Читать книгу Æsthetic as science of expression and general linguistic - Benedetto Croce - Страница 12
III ART AND PHILOSOPHY
ОглавлениеInseparability of intellectual from intuitive knowledge.
The two forms of knowledge, æsthetic and intellectual or conceptual, are indeed different, but this does not altogether amount to separation and disjunction, as of two forces each pulling in its own direction. If we have shown that the æsthetic form is altogether independent of the intellectual and suffices to itself without external support, we have not said that the intellectual can stand without the æsthetic. To describe the independence as reciprocal would not be true.
What is knowledge by concepts? It is knowledge of the relations of things, and things are intuitions. Concepts are not possible without intuitions, just as intuition is itself impossible without the matter of impressions. Intuitions are: this river, this lake, this brook, this rain, this glass of water; the concept is: water, not this or that appearance and particular example of water, but water in general, in whatever time or place it be realized; the material of infinite intuitions, but of one single constant concept.

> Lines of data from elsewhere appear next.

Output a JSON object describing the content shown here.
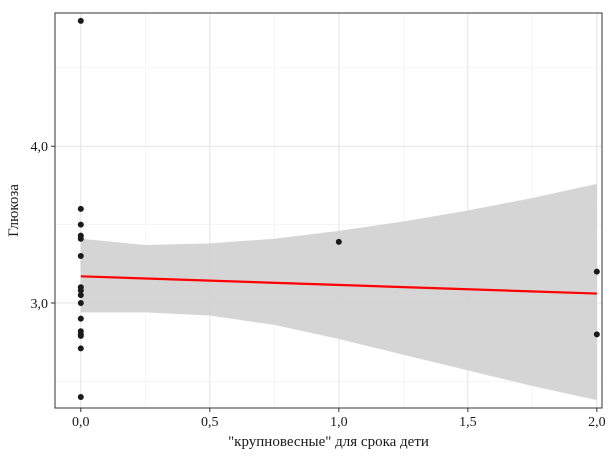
{
  "chart_data": {
    "type": "scatter",
    "xlabel": "\"крупновесные\" для срока дети",
    "ylabel": "Глюкоза",
    "xlim": [
      -0.1,
      2.02
    ],
    "ylim": [
      2.33,
      4.85
    ],
    "x_ticks": [
      0,
      0.5,
      1,
      1.5,
      2
    ],
    "x_tick_labels": [
      "0,0",
      "0,5",
      "1,0",
      "1,5",
      "2,0"
    ],
    "y_ticks": [
      3,
      4
    ],
    "y_tick_labels": [
      "3,0",
      "4,0"
    ],
    "grid": true,
    "points": [
      {
        "x": 0,
        "y": 4.8
      },
      {
        "x": 0,
        "y": 3.6
      },
      {
        "x": 0,
        "y": 3.5
      },
      {
        "x": 0,
        "y": 3.43
      },
      {
        "x": 0,
        "y": 3.41
      },
      {
        "x": 0,
        "y": 3.3
      },
      {
        "x": 0,
        "y": 3.1
      },
      {
        "x": 0,
        "y": 3.08
      },
      {
        "x": 0,
        "y": 3.05
      },
      {
        "x": 0,
        "y": 3.0
      },
      {
        "x": 0,
        "y": 2.9
      },
      {
        "x": 0,
        "y": 2.82
      },
      {
        "x": 0,
        "y": 2.8
      },
      {
        "x": 0,
        "y": 2.79
      },
      {
        "x": 0,
        "y": 2.71
      },
      {
        "x": 0,
        "y": 2.4
      },
      {
        "x": 1,
        "y": 3.39
      },
      {
        "x": 2,
        "y": 3.2
      },
      {
        "x": 2,
        "y": 2.8
      }
    ],
    "trend_line": {
      "x": [
        0,
        2
      ],
      "y": [
        3.17,
        3.06
      ],
      "color": "#ff0000"
    },
    "confidence_band": {
      "x": [
        0,
        0.25,
        0.5,
        0.75,
        1.0,
        1.25,
        1.5,
        1.75,
        2.0
      ],
      "upper": [
        3.41,
        3.37,
        3.38,
        3.41,
        3.46,
        3.52,
        3.59,
        3.67,
        3.76
      ],
      "lower": [
        2.94,
        2.94,
        2.92,
        2.86,
        2.77,
        2.67,
        2.57,
        2.47,
        2.38
      ],
      "color": "#d3d3d3"
    },
    "point_color": "#1a1a1a"
  }
}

But the concept, the universal, if it be no longer intuition in one respect, is intuition in another respect, and cannot fail of being intuition. The man who thinks has impressions and emotions, in so far as he thinks. His impression and emotion will be not love or hate, not the passion of the man who is not a philosopher, not hate or love for certain objects and individuals, but the effort of his thought itself, with the pain and the joy, the love and the hate joined to it. This effort cannot but assume an intuitive form, in becoming objective to the spirit. To speak is not to think logically; but to think logically is also to speak.